We are too hard on ourselves and way too hard on other parents. We judge and we find ourselves sorely lacking. We worry. We second guess ourselves. We take a difficult situation and make it harder on ourselves with our doubts, our worries, our certainty that we have irreparably failed our children because we didn't do X or did Y.

And when we turn away from judging ourselves, we are vicious in our condemnation of other parents.  We've really got to stop this before we teach our children to doubt themselves, to worry over everything, to find themselves lacking, and before they turn all of that onto others.

Do you love your children? Would you take a bullet for them? Brave uncomfortable and uncertain situations to fight for the things they need? Are you trying to make the world a more understandable and navigable place for them?

Of course you are and of course you do. You do the best you can and when you know better, you try to do better. You don't expect your children to be perfect so why should you expect you to be, either, or for, that matter, any other parent going through uncharted territories trying to raise a child or children with issues and challenges?

Sure, it's easy to kick ourselves and kick other parents, too. Anger lets us cover up the fear and the worry, the anguish that keeps us up at night. It distracts us.

This world is not an easy place and so often we feel alone and misunderstood and completely incapable. We need to quit making the world harder than it has to be. We need to reach out to parents who are struggling and give them a soft place, a place of understanding and acceptance. We need to reach out to other people and let them know that it's okay--no one has to be alone.

Twenty years ago, with Bobby, that was a time where we were alone. We did it on our own. Times have changed. There are more of us now, and we can and should make sure that no family feels alone and isolated and misunderstood. We do that by showing and feeling compassion, by reaching out and making sure there are soft places for everyone to express their realities and know that they'll receive back acceptance.

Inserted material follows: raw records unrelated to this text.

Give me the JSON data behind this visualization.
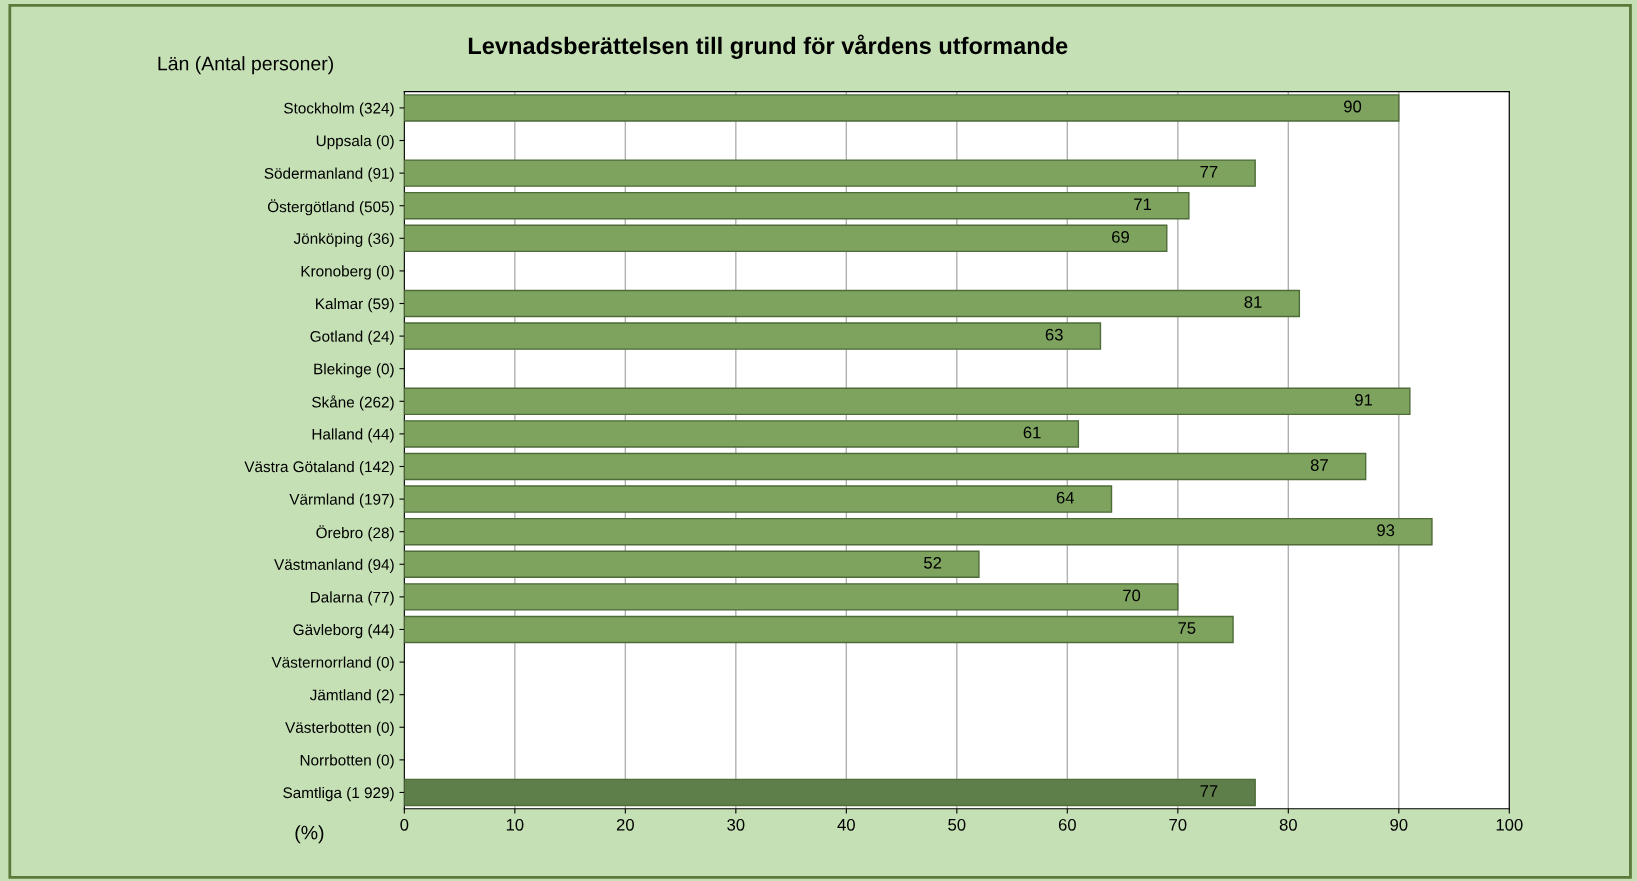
{
  "chart_data": {
    "type": "bar",
    "orientation": "horizontal",
    "title": "Levnadsberättelsen till grund för vårdens utformande",
    "ylabel": "Län (Antal personer)",
    "xlabel": "(%)",
    "categories": [
      "Stockholm (324)",
      "Uppsala (0)",
      "Södermanland (91)",
      "Östergötland (505)",
      "Jönköping (36)",
      "Kronoberg (0)",
      "Kalmar (59)",
      "Gotland (24)",
      "Blekinge (0)",
      "Skåne (262)",
      "Halland (44)",
      "Västra Götaland (142)",
      "Värmland (197)",
      "Örebro (28)",
      "Västmanland (94)",
      "Dalarna (77)",
      "Gävleborg (44)",
      "Västernorrland (0)",
      "Jämtland (2)",
      "Västerbotten (0)",
      "Norrbotten (0)",
      "Samtliga (1 929)"
    ],
    "values": [
      90,
      null,
      77,
      71,
      69,
      null,
      81,
      63,
      null,
      91,
      61,
      87,
      64,
      93,
      52,
      70,
      75,
      null,
      null,
      null,
      null,
      77
    ],
    "colors": [
      "#7da35f",
      "#7da35f",
      "#7da35f",
      "#7da35f",
      "#7da35f",
      "#7da35f",
      "#7da35f",
      "#7da35f",
      "#7da35f",
      "#7da35f",
      "#7da35f",
      "#7da35f",
      "#7da35f",
      "#7da35f",
      "#7da35f",
      "#7da35f",
      "#7da35f",
      "#7da35f",
      "#7da35f",
      "#7da35f",
      "#7da35f",
      "#5f7f4a"
    ],
    "xlim": [
      0,
      100
    ],
    "xticks": [
      0,
      10,
      20,
      30,
      40,
      50,
      60,
      70,
      80,
      90,
      100
    ],
    "grid": "x",
    "data_labels": true,
    "legend": false
  }
}
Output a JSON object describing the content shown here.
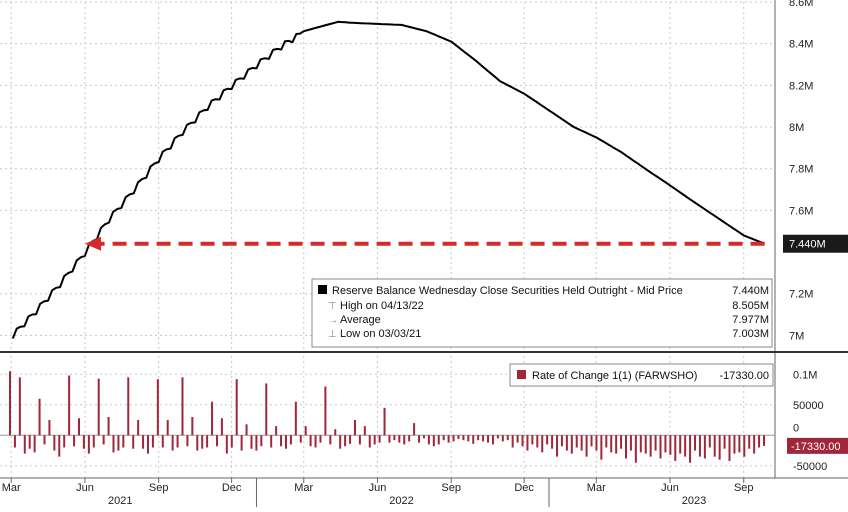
{
  "chart_data": [
    {
      "type": "line",
      "panel": "upper",
      "ylim": [
        6.93,
        8.6
      ],
      "y_ticks": [
        {
          "v": 8.6,
          "label": "8.6M"
        },
        {
          "v": 8.4,
          "label": "8.4M"
        },
        {
          "v": 8.2,
          "label": "8.2M"
        },
        {
          "v": 8.0,
          "label": "8M"
        },
        {
          "v": 7.8,
          "label": "7.8M"
        },
        {
          "v": 7.6,
          "label": "7.6M"
        },
        {
          "v": 7.2,
          "label": "7.2M"
        },
        {
          "v": 7.0,
          "label": "7M"
        }
      ],
      "last_value_label": "7.440M",
      "last_value": 7.44,
      "series": [
        {
          "name": "Reserve Balance Wednesday Close Securities Held Outright - Mid Price",
          "color": "#000000",
          "x": [
            "2021-03-03",
            "2021-04-01",
            "2021-05-01",
            "2021-06-01",
            "2021-07-01",
            "2021-08-01",
            "2021-09-01",
            "2021-10-01",
            "2021-11-01",
            "2021-12-01",
            "2022-01-01",
            "2022-02-01",
            "2022-03-01",
            "2022-04-13",
            "2022-05-01",
            "2022-06-01",
            "2022-07-01",
            "2022-08-01",
            "2022-09-01",
            "2022-10-01",
            "2022-11-01",
            "2022-12-01",
            "2023-01-01",
            "2023-02-01",
            "2023-03-01",
            "2023-04-01",
            "2023-05-01",
            "2023-06-01",
            "2023-07-01",
            "2023-08-01",
            "2023-09-01",
            "2023-09-27"
          ],
          "values": [
            7.003,
            7.12,
            7.25,
            7.4,
            7.56,
            7.7,
            7.85,
            7.98,
            8.1,
            8.2,
            8.3,
            8.39,
            8.46,
            8.505,
            8.5,
            8.495,
            8.49,
            8.46,
            8.41,
            8.32,
            8.22,
            8.16,
            8.08,
            8.0,
            7.95,
            7.88,
            7.8,
            7.72,
            7.64,
            7.56,
            7.48,
            7.44
          ]
        }
      ],
      "reference_arrow": {
        "from": "2023-09-27",
        "to": "2021-06-01",
        "value": 7.44,
        "color": "#d42a2a"
      },
      "legend": {
        "position": "bottom-right",
        "main": {
          "label": "Reserve Balance Wednesday Close Securities Held Outright - Mid Price",
          "value": "7.440M"
        },
        "rows": [
          {
            "label": "High on 04/13/22",
            "value": "8.505M"
          },
          {
            "label": "Average",
            "value": "7.977M"
          },
          {
            "label": "Low on 03/03/21",
            "value": "7.003M"
          }
        ]
      }
    },
    {
      "type": "bar",
      "panel": "lower",
      "ylim": [
        -70000,
        130000
      ],
      "y_ticks": [
        {
          "v": 100000,
          "label": "0.1M"
        },
        {
          "v": 50000,
          "label": "50000"
        },
        {
          "v": 0,
          "label": "0"
        },
        {
          "v": -50000,
          "label": "-50000"
        }
      ],
      "last_value_label": "-17330.00",
      "last_value": -17330,
      "series": [
        {
          "name": "Rate of Change 1(1) (FARWSHO)",
          "color": "#a0263a",
          "values": [
            105000,
            -20000,
            95000,
            -30000,
            -22000,
            -28000,
            60000,
            -15000,
            25000,
            -25000,
            -35000,
            -20000,
            98000,
            -18000,
            28000,
            -22000,
            -30000,
            -20000,
            93000,
            -15000,
            30000,
            -28000,
            -25000,
            -20000,
            95000,
            -22000,
            25000,
            -22000,
            -30000,
            -20000,
            92000,
            -20000,
            25000,
            -25000,
            -20000,
            95000,
            -18000,
            30000,
            -25000,
            -22000,
            -20000,
            55000,
            -18000,
            28000,
            -30000,
            -20000,
            92000,
            -25000,
            18000,
            -22000,
            -25000,
            -18000,
            85000,
            -20000,
            15000,
            -18000,
            -22000,
            -15000,
            55000,
            -12000,
            15000,
            -18000,
            -20000,
            -12000,
            80000,
            -15000,
            10000,
            -22000,
            -18000,
            -14000,
            25000,
            -15000,
            15000,
            -20000,
            -15000,
            -12000,
            45000,
            -12000,
            -8000,
            -12000,
            -15000,
            -10000,
            20000,
            -12000,
            -5000,
            -15000,
            -18000,
            -15000,
            -8000,
            -12000,
            -10000,
            -6000,
            -8000,
            -10000,
            -14000,
            -8000,
            -10000,
            -12000,
            -15000,
            -5000,
            -10000,
            -8000,
            -20000,
            -12000,
            -18000,
            -25000,
            -15000,
            -20000,
            -28000,
            -15000,
            -22000,
            -35000,
            -18000,
            -25000,
            -30000,
            -20000,
            -25000,
            -35000,
            -18000,
            -25000,
            -40000,
            -20000,
            -28000,
            -30000,
            -22000,
            -38000,
            -25000,
            -45000,
            -28000,
            -30000,
            -35000,
            -25000,
            -38000,
            -28000,
            -32000,
            -42000,
            -30000,
            -35000,
            -45000,
            -25000,
            -35000,
            -38000,
            -20000,
            -35000,
            -40000,
            -22000,
            -42000,
            -30000,
            -28000,
            -35000,
            -22000,
            -30000,
            -20000,
            -17330
          ],
          "tick_positive_value": 130000
        }
      ],
      "legend": {
        "position": "top-right",
        "label": "Rate of Change 1(1) (FARWSHO)",
        "value": "-17330.00"
      }
    }
  ],
  "x_axis": {
    "months": [
      "Mar",
      "Jun",
      "Sep",
      "Dec",
      "Mar",
      "Jun",
      "Sep",
      "Dec",
      "Mar",
      "Jun",
      "Sep"
    ],
    "month_dates": [
      "2021-03-01",
      "2021-06-01",
      "2021-09-01",
      "2021-12-01",
      "2022-03-01",
      "2022-06-01",
      "2022-09-01",
      "2022-12-01",
      "2023-03-01",
      "2023-06-01",
      "2023-09-01"
    ],
    "years": [
      "2021",
      "2022",
      "2023"
    ],
    "year_dates": [
      "2021-07-15",
      "2022-07-01",
      "2023-07-01"
    ],
    "range": [
      "2021-02-15",
      "2023-10-10"
    ]
  },
  "colors": {
    "line": "#000000",
    "arrow": "#d42a2a",
    "bars": "#a0263a",
    "grid": "#c8c8c8",
    "label_bg": "#1a1a1a"
  }
}
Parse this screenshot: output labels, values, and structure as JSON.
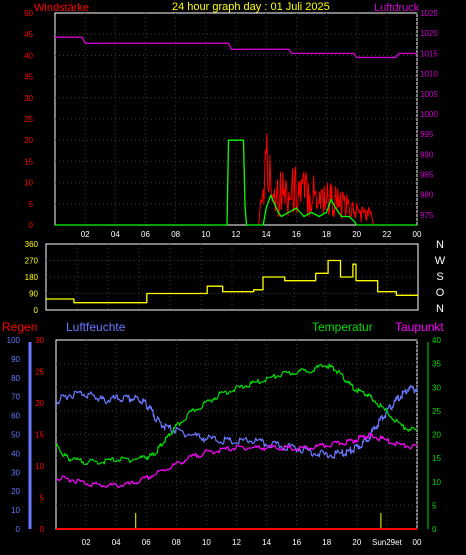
{
  "colors": {
    "background": "#000000",
    "frame": "#ffffff",
    "grid": "#3a3a3a",
    "tick_text": "#ffffff",
    "title": "#ffff00",
    "wind_speed": "#ff0000",
    "wind_gust": "#ff0000",
    "wind_mean": "#00ff00",
    "pressure": "#cc00cc",
    "direction": "#ffff00",
    "rain": "#ff0000",
    "humidity": "#6a78ff",
    "temperature": "#00dd00",
    "dewpoint": "#ff00ff",
    "sun_marker": "#ffff00"
  },
  "chart_data": [
    {
      "type": "line",
      "id": "wind_pressure",
      "title": "24 hour graph day : 01 Juli 2025",
      "left_axis_label": "Windstärke",
      "right_axis_label": "Luftdruck",
      "x_ticks": [
        "02",
        "04",
        "06",
        "08",
        "10",
        "12",
        "14",
        "16",
        "18",
        "20",
        "22",
        "00"
      ],
      "xlim": [
        0,
        24
      ],
      "left_ticks": [
        "0",
        "5",
        "10",
        "15",
        "20",
        "25",
        "30",
        "35",
        "40",
        "45",
        "50"
      ],
      "left_ylim": [
        0,
        50
      ],
      "right_ticks": [
        "975",
        "980",
        "985",
        "990",
        "995",
        "1000",
        "1005",
        "1010",
        "1015",
        "1020",
        "1025"
      ],
      "right_ylim": [
        972.5,
        1025
      ],
      "grid": true,
      "series": [
        {
          "key": "wind_gust",
          "color_key": "wind_gust",
          "style": "spiky",
          "x": [
            0,
            11.4,
            11.5,
            11.6,
            12.0,
            12.5,
            12.6,
            12.7,
            13.0,
            13.5,
            13.8,
            14.0,
            14.3,
            14.6,
            15.0,
            15.5,
            16.0,
            16.5,
            17.0,
            17.5,
            18.0,
            18.5,
            19.0,
            19.5,
            20.0,
            20.5,
            21.0,
            21.1,
            24
          ],
          "y": [
            0,
            0,
            20,
            20,
            20,
            20,
            4,
            0,
            0,
            0,
            12,
            22,
            15,
            13,
            12,
            11,
            13,
            12,
            12,
            11,
            10,
            9,
            7,
            6,
            5,
            4,
            4,
            0,
            0
          ]
        },
        {
          "key": "wind_mean",
          "color_key": "wind_mean",
          "x": [
            0,
            11.4,
            11.5,
            11.6,
            12.0,
            12.5,
            12.6,
            12.7,
            13.0,
            13.8,
            14.0,
            14.3,
            14.8,
            15.0,
            15.5,
            16.0,
            16.5,
            17.0,
            17.5,
            18.0,
            18.3,
            18.6,
            19.0,
            19.5,
            19.8,
            20.0,
            24
          ],
          "y": [
            0,
            0,
            20,
            20,
            20,
            20,
            4,
            0,
            0,
            0,
            4,
            7,
            3,
            2,
            3,
            4,
            2,
            3,
            2,
            3,
            6,
            4,
            2,
            2,
            1,
            0,
            0
          ]
        },
        {
          "key": "pressure",
          "color_key": "pressure",
          "axis": "right",
          "x": [
            0,
            1.8,
            2.0,
            11.5,
            11.7,
            15.5,
            15.7,
            19.8,
            20.0,
            22.6,
            22.8,
            24
          ],
          "y": [
            1019,
            1019,
            1017.5,
            1017.5,
            1016,
            1016,
            1015,
            1015,
            1014,
            1014,
            1015,
            1015
          ]
        }
      ]
    },
    {
      "type": "line",
      "id": "wind_direction",
      "y_ticks": [
        "0",
        "90",
        "180",
        "270",
        "360"
      ],
      "ylim": [
        0,
        360
      ],
      "xlim": [
        0,
        24
      ],
      "compass_labels": [
        "N",
        "W",
        "S",
        "O",
        "N"
      ],
      "grid": true,
      "series": [
        {
          "key": "direction",
          "color_key": "direction",
          "step": true,
          "x": [
            0,
            1.8,
            6.5,
            10.4,
            11.4,
            13.4,
            14.0,
            15.4,
            17.4,
            18.2,
            19.0,
            19.8,
            20.0,
            21.4,
            22.6,
            24
          ],
          "y": [
            60,
            40,
            90,
            130,
            100,
            110,
            180,
            160,
            200,
            270,
            180,
            250,
            160,
            100,
            80,
            80
          ]
        }
      ]
    },
    {
      "type": "line",
      "id": "weather",
      "legend": [
        "Regen",
        "Luftfeuchte",
        "Temperatur",
        "Taupunkt"
      ],
      "x_ticks": [
        "02",
        "04",
        "06",
        "08",
        "10",
        "12",
        "14",
        "16",
        "18",
        "20",
        "Sun29et",
        "00"
      ],
      "xlim": [
        0,
        24
      ],
      "rain_axis": {
        "ticks": [
          "0",
          "10",
          "20",
          "30",
          "40",
          "50",
          "60",
          "70",
          "80",
          "90",
          "100"
        ],
        "ylim": [
          0,
          100
        ]
      },
      "humidity_axis": {
        "ticks": [
          "0",
          "5",
          "10",
          "15",
          "20",
          "25",
          "30"
        ],
        "ylim": [
          0,
          30
        ]
      },
      "right_axis": {
        "ticks": [
          "0",
          "5",
          "10",
          "15",
          "20",
          "25",
          "30",
          "35",
          "40"
        ],
        "ylim": [
          0,
          40
        ]
      },
      "grid": true,
      "sun_markers_x": [
        5.3,
        21.6
      ],
      "series": [
        {
          "key": "humidity",
          "color_key": "humidity",
          "axis": "rain",
          "x": [
            0,
            0.8,
            1.8,
            2.6,
            3.2,
            4.0,
            4.8,
            5.4,
            5.9,
            6.3,
            6.8,
            7.3,
            8.0,
            9.0,
            10.0,
            11.0,
            12.0,
            13.0,
            14.0,
            15.0,
            16.0,
            17.0,
            18.0,
            19.0,
            19.5,
            20.0,
            20.5,
            21.0,
            21.5,
            22.0,
            22.5,
            23.0,
            23.4,
            24
          ],
          "y": [
            68,
            72,
            73,
            71,
            69,
            70,
            70,
            70,
            68,
            64,
            58,
            55,
            53,
            51,
            49,
            48,
            47,
            48,
            46,
            45,
            44,
            42,
            40,
            41,
            42,
            44,
            47,
            52,
            58,
            63,
            68,
            72,
            75,
            75
          ]
        },
        {
          "key": "temperature",
          "color_key": "temperature",
          "axis": "right",
          "x": [
            0,
            0.5,
            1.0,
            2.0,
            3.0,
            4.0,
            5.0,
            6.0,
            6.5,
            7.0,
            7.5,
            8.0,
            9.0,
            10.0,
            11.0,
            12.0,
            13.0,
            14.0,
            15.0,
            16.0,
            17.0,
            18.0,
            18.6,
            19.2,
            19.8,
            20.5,
            21.0,
            22.0,
            23.0,
            24
          ],
          "y": [
            18,
            16,
            15,
            14.5,
            14.5,
            15,
            15,
            15.5,
            16,
            18,
            20,
            22,
            25,
            27,
            29,
            30,
            31,
            32,
            33,
            33.5,
            34,
            35,
            34,
            32,
            30,
            29,
            28,
            25,
            22,
            21
          ]
        },
        {
          "key": "dewpoint",
          "color_key": "dewpoint",
          "axis": "right",
          "x": [
            0,
            1.0,
            2.0,
            3.0,
            4.0,
            5.0,
            6.0,
            7.0,
            8.0,
            9.0,
            10.0,
            11.0,
            12.0,
            13.0,
            14.0,
            15.0,
            16.0,
            17.0,
            18.0,
            19.0,
            19.8,
            20.5,
            21.0,
            22.0,
            23.0,
            24
          ],
          "y": [
            11,
            10.8,
            10,
            9.5,
            9.5,
            9.8,
            11,
            12.5,
            14,
            15.5,
            16.5,
            17,
            17.5,
            17.5,
            17.5,
            17.5,
            17.2,
            17.5,
            18,
            18.5,
            19,
            20,
            20,
            19,
            18,
            17.5
          ]
        },
        {
          "key": "rain",
          "color_key": "rain",
          "axis": "rain",
          "x": [
            0,
            24
          ],
          "y": [
            0,
            0
          ]
        }
      ]
    }
  ]
}
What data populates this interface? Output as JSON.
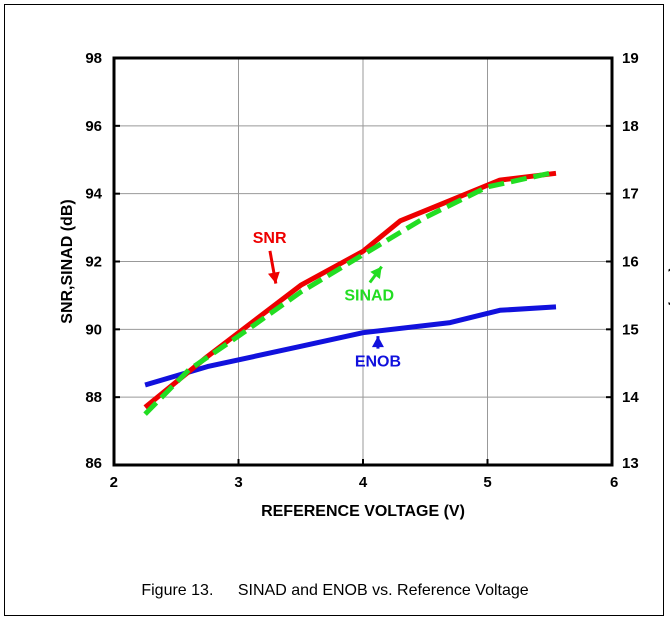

Rick and I may have figured it out on our own, alone, with Bobby all those years ago, but we are blessed to have so many friends with children like our girls and Bobby, so that we are not alone. We have a broad community of support and acceptance, as do our children, who are accepted and appreciated for who they are, issues and all.

Everyone deserves that. It's way too hard, otherwise, and when we have the power to make things easier for others, how can we not?


Me said...

Yes this this. Yes, yes, yes.

farmwifetwo said...

Rob posted about suicide and parents killing kids on Support for parents??? I don't remember what that blog is called. I posted a rather long comment... along this theme. I suspect there were those that slapped at it instead of reading it. That compassion is required even when something horrible goes wrong and by offering compassion and kindness you may prevent another.

Again as I posted, in many ways parents require more support than the children do. Children's programs exist to help with the autism, but in the end all they need when small is their parents and knowing they are safe and loved. It is the parents that need other parents and adults to help support them.

Ironically, it is the parents that the adults with autism attack first. It is the other parents that think they know more or you are doing it wrong... that attack first.

Which is why I no longer have much use for autism-land online and not much respect for it most days, either.